The most intense and compelling cliffhanger coming out of Canadian TV is neither an MOW nor a one-hour drama. Rather it has played out in a series of closed-door meetings, most recently in a Toronto meeting room Nov. 3 and 4, where the Canadian Television Fund board convened to settle on just how to finance future TV production.

Think that doesn’t sound particularly dramatic? Consider this: The 21 CTF board members are charged with forming the foundation of a $5-billion industry that helps provide livelihoods for an estimated 135,000 people.

Last year the same group came out with a series of guidelines that heralded what will be recorded as the first decline in production in more than a decade in the film and TV industry – one that had till that point grown an estimated 130% between 1995 and 2002.

Enter the villain, in the guise of Finance Minister John Manley, who is neither evil nor maniacal, but who did cut CTF funding by $50 million, throwing the entire system into turmoil.
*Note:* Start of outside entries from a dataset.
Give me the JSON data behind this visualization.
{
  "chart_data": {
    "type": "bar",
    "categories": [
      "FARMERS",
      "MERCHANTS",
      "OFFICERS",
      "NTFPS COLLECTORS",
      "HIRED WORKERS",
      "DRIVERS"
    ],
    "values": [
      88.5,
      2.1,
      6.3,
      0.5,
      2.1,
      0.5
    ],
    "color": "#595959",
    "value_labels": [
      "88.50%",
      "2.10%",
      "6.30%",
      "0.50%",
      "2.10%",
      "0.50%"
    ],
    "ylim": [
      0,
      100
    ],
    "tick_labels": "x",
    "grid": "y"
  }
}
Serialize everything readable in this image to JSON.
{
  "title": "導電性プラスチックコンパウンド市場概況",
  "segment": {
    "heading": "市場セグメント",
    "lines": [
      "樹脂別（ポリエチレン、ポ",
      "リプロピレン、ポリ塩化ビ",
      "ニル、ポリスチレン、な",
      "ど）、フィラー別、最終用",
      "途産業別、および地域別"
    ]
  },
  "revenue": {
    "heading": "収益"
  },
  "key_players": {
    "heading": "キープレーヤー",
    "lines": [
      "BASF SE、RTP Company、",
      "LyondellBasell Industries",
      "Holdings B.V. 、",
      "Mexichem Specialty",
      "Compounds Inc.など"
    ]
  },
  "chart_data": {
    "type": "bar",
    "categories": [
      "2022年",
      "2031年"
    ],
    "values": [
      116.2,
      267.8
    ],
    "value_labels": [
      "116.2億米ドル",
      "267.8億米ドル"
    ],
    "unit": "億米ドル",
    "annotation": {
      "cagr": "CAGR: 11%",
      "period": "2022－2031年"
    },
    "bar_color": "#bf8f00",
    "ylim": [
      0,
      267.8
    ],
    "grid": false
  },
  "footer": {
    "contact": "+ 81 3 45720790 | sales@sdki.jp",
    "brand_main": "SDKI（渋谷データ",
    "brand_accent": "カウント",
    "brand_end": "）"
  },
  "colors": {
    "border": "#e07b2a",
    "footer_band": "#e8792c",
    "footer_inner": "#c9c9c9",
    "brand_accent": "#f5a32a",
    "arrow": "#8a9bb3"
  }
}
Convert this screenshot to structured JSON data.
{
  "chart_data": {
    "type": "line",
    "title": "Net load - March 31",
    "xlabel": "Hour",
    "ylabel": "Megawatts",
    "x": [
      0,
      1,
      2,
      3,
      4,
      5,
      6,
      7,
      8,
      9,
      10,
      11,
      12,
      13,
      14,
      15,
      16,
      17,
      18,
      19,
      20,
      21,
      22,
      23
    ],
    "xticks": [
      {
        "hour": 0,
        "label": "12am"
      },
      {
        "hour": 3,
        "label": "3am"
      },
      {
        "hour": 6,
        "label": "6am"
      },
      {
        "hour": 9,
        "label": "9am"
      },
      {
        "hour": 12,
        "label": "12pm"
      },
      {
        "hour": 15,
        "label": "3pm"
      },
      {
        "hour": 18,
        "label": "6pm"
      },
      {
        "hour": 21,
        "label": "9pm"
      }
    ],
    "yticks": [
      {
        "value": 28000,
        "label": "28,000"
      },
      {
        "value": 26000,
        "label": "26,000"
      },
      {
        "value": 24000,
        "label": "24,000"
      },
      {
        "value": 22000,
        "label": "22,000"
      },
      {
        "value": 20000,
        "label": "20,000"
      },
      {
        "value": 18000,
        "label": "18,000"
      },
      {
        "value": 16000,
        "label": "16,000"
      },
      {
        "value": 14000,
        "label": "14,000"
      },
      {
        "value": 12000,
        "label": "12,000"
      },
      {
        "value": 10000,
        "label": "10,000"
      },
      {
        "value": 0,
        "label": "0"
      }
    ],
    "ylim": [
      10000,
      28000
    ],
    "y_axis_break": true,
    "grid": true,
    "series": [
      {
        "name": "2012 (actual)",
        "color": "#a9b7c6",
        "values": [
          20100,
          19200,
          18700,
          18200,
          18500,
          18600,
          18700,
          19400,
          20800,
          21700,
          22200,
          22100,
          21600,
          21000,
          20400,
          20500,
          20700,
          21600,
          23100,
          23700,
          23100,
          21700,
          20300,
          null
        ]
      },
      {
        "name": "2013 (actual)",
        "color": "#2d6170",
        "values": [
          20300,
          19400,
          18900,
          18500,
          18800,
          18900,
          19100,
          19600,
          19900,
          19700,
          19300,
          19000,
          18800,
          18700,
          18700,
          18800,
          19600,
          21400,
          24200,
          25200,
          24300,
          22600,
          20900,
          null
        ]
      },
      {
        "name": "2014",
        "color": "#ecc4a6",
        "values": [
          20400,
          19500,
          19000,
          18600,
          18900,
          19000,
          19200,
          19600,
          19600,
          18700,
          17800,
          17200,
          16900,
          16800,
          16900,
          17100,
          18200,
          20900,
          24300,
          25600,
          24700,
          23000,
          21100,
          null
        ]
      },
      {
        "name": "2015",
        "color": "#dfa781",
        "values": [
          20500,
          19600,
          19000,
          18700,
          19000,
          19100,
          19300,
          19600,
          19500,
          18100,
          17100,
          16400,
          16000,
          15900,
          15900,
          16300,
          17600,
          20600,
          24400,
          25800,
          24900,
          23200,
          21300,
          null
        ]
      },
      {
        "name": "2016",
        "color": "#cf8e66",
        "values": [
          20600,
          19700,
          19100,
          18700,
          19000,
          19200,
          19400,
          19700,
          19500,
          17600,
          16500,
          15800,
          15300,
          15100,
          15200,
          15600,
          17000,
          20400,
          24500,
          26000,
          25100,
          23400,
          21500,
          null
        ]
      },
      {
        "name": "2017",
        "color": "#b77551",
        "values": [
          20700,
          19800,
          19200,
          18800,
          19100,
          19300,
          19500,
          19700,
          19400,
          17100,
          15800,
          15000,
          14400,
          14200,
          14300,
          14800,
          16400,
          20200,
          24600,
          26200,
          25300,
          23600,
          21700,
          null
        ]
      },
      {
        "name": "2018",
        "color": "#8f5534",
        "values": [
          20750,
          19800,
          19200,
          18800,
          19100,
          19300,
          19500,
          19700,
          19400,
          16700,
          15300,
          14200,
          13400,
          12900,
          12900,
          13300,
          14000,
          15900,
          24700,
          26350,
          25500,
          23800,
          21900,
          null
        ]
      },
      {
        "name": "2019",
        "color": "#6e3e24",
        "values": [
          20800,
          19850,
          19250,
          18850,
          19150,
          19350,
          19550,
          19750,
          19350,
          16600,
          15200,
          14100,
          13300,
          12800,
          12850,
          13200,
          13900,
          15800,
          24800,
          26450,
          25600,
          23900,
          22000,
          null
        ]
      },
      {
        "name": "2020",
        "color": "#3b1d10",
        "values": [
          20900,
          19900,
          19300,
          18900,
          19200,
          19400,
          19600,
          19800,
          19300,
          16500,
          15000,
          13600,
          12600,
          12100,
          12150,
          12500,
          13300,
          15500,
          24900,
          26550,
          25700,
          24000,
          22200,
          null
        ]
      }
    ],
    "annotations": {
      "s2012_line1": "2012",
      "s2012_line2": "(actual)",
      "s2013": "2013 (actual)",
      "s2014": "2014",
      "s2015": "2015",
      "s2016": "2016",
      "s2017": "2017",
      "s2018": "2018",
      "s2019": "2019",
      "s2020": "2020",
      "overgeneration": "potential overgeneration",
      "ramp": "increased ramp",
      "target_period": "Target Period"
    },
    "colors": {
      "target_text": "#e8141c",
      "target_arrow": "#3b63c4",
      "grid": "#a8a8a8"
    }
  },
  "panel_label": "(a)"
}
Now, I know I’m overstating for effect, but that’s the hallmark of a good drama. The CTF could not have anticipated SARS, or the precipitous rise of the Canadian dollar, or that Manley would announce cuts only after applications were already submitted to the CTF. The declines in domestic production were also well underway thanks to the CRTC’s 1999 TV Policy, which allowed broadcasters to substitute regional programming and entertainment magazine shows for dramas. These were the real culprits in the declines.

But the CTF had a role and it needed to get its act together and somehow revamp an overly arcane and mind-numbingly complex application system. Now it looks like it has.

In a matter of weeks, maybe even days, the funder hopes to announce a series of changes that will fundamentally alter the system that finances TV production in this country. Events in this process can turn on a dime and nothing is certain until the official guidelines are released. But signs indicate that the changes will include an arrangement that allots dollars directly to broadcasters to trigger productions, plus a single application formula eliminating the need to apply for the Equity Investment and Licence Fee Programs separately. It will also likely be a regime that rewards ratings in Canadian programs with a greater share of funding.

Once that is in place it will be up to the government to restore its $100-million commitment to the CTF. A lot of bright and powerful people believe the feds will do this once Paul Martin takes over as prime minister. ‘Mr. Martin has said, on the record, and very publicly, that he would reinstate the $100-million contribution… we hope that statement is followed up,’ CAB president and CEO Glenn O’Farrell tells Playback in this issue.

TV producer Laszlo Barna puts it in more dramatic terms: ‘The government has said to us ‘Clean up your act and then we’ll talk’… I can tell you that if we clean up our act, we make the effort and still there’s no money, this upcoming year will go down as one of the worst production years ever in this country. And it will be on somebody’s head.’